El terreno era
irregular, las casas estaban tan espaciadas que parecían yuyales. Yo me aburría
de esa casa, como me ocurrió toda la vida con todo.
Había un viejo
Bar con un escaño y bancos altos. Tomaba todas las mañanas tres vasitos de
grapa, ése era mi desayuno. Tenía la costumbre de andar siempre con piloto, era
la única prenda que dejó mi Abuelo, olvidada en un ropero. Había un lago con agua
de deshielo y en el fondo un bosque sumergido. Como el agua era transparente,
la magia parecía un milagro del cielo. Hacia abajo del Bar, una casita que se
pintaba todos los años de blanco, con una galería rodeada de cactus raros.
Todos los años
llegaba un auto viejo, que manejaba un hombre grande de pelo blanco, el traje
que llevaba le colgaba cansado como los años de su cuerpo. A la semana aparecía
una mujer joven, en una estanciera de madera. Con dos valijas y un paquete de
provisiones. Se quedaban varios meses, nadie podía prever, cuándo partirían.
Desde mi banco,
con un pucho colgando, no me gusta usar la mano para fumar y poder hacer otra
cosa, leer diarios viejos o vislumbrar algún cambio que casi nunca ocurría.
En el bar
conocía a todos los parroquianos, no hablábamos entre nosotros, cuando mucho
algún comentario corto de la pareja de enfrente.
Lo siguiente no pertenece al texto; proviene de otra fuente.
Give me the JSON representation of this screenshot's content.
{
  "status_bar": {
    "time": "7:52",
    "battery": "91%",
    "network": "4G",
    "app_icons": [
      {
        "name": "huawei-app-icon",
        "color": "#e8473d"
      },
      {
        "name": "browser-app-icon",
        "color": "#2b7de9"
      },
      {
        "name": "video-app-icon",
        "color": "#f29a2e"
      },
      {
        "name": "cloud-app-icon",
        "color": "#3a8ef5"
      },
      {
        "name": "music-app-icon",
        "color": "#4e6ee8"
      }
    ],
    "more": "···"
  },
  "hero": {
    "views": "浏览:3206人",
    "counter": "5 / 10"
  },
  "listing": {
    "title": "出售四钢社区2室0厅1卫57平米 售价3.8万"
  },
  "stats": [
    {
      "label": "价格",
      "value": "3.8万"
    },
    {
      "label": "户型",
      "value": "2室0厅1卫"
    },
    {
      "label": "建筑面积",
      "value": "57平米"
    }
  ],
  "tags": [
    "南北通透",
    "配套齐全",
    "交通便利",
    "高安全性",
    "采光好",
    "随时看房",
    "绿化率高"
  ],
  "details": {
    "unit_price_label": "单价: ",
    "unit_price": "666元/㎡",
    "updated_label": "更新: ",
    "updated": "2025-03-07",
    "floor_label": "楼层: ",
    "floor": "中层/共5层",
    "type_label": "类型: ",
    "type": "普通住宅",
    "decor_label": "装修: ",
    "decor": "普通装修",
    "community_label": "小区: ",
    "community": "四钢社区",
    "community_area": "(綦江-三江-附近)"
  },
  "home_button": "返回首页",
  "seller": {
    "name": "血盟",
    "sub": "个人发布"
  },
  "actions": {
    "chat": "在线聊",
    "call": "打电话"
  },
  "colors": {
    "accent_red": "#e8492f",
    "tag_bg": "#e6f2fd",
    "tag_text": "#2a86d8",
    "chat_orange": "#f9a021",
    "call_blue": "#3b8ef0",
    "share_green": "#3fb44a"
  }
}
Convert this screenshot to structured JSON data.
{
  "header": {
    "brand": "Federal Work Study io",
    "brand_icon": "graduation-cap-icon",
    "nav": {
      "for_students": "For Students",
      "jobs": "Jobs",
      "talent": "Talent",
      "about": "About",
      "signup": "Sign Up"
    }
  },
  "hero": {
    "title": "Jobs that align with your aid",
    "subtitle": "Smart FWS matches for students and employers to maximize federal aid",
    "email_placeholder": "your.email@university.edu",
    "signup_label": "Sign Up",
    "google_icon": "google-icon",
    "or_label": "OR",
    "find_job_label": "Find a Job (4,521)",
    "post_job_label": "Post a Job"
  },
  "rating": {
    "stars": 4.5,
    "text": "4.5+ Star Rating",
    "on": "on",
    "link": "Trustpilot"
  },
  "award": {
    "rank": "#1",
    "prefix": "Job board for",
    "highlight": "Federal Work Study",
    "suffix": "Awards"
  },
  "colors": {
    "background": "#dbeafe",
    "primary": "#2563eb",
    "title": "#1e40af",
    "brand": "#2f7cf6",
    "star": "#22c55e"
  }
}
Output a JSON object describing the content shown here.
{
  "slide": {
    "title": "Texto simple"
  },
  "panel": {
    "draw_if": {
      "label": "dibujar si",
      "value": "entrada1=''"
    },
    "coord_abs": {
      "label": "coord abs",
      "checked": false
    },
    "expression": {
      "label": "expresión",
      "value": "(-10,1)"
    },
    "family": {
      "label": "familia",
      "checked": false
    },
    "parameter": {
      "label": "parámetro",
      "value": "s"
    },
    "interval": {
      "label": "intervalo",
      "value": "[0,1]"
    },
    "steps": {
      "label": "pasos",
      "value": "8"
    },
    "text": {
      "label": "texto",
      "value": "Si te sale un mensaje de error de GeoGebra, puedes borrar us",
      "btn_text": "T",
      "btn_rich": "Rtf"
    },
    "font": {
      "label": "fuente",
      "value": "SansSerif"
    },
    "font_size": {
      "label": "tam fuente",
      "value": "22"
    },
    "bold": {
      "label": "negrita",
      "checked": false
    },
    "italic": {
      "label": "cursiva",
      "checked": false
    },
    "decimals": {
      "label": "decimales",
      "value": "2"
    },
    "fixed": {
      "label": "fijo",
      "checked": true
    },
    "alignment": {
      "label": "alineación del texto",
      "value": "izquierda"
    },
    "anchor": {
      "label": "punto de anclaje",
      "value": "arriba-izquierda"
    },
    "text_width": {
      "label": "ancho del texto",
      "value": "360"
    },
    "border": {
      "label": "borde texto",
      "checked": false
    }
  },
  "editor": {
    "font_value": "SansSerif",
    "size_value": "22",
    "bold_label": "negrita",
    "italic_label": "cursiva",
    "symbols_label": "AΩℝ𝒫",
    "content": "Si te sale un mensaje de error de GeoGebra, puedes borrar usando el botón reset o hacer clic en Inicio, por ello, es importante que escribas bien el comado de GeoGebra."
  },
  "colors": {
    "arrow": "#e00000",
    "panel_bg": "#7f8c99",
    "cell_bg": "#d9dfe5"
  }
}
Tenían una Vieja que les
limpiaba la casa, preparaba la comida y manejaba la estanciera cuando
terminaban las provisiones.
Nunca me pude
explicar si la pareja era un matrimonio o el Viejo era el Padre de la joven y
la Vieja que limpiaba, se quedaba sola dentro de la casa hasta que ellos
volvieran.
La Joven venía
al Bar y tomaba un whisky despacio, se sentaba al lado mío, sin abrir la boca,
terminaba su vaso y brindaba mi copita vacía.
El Viejo la
esperaba a mitad de camino, se daban un beso de novios hartos o de parientes
lejanos.
Una noche de
calor, donde uno, la ropa y los objetos, parecen pegarse, caminé al amanecer,
al lago del bosque sumergido. Iban los dos, uno a cada lado, levantando atada
de pies y manos, a la Vieja. Hondo, hasta donde pudieron nadar. Se escuchaban
risas y de pronto un silencio, se deslizó un enorme pedazo de hielo y subió de
nivel. Tapando a los tres cuerpos. La Joven era buena nadadora, se abrazó a un
árbol sumergido y llegó a la superficie.
Caminó con
lentitud hasta llegar a las piedras. Cerca de medianoche, corrió de prisa al
auto viejo del Viejo. Le debieron quemar los pies, arrancó con dificultad y
después partió despacio, por el camino de ripio. Yo podía espiar toda la
escena. Ella vio que yo rumbeaba para el Bar. Reculó el auto con una botella de
grapa, extendió su mano y me la dio sin mirarme. Dobló y se sumergieron el auto
y ella, en el lago del bosque hundido.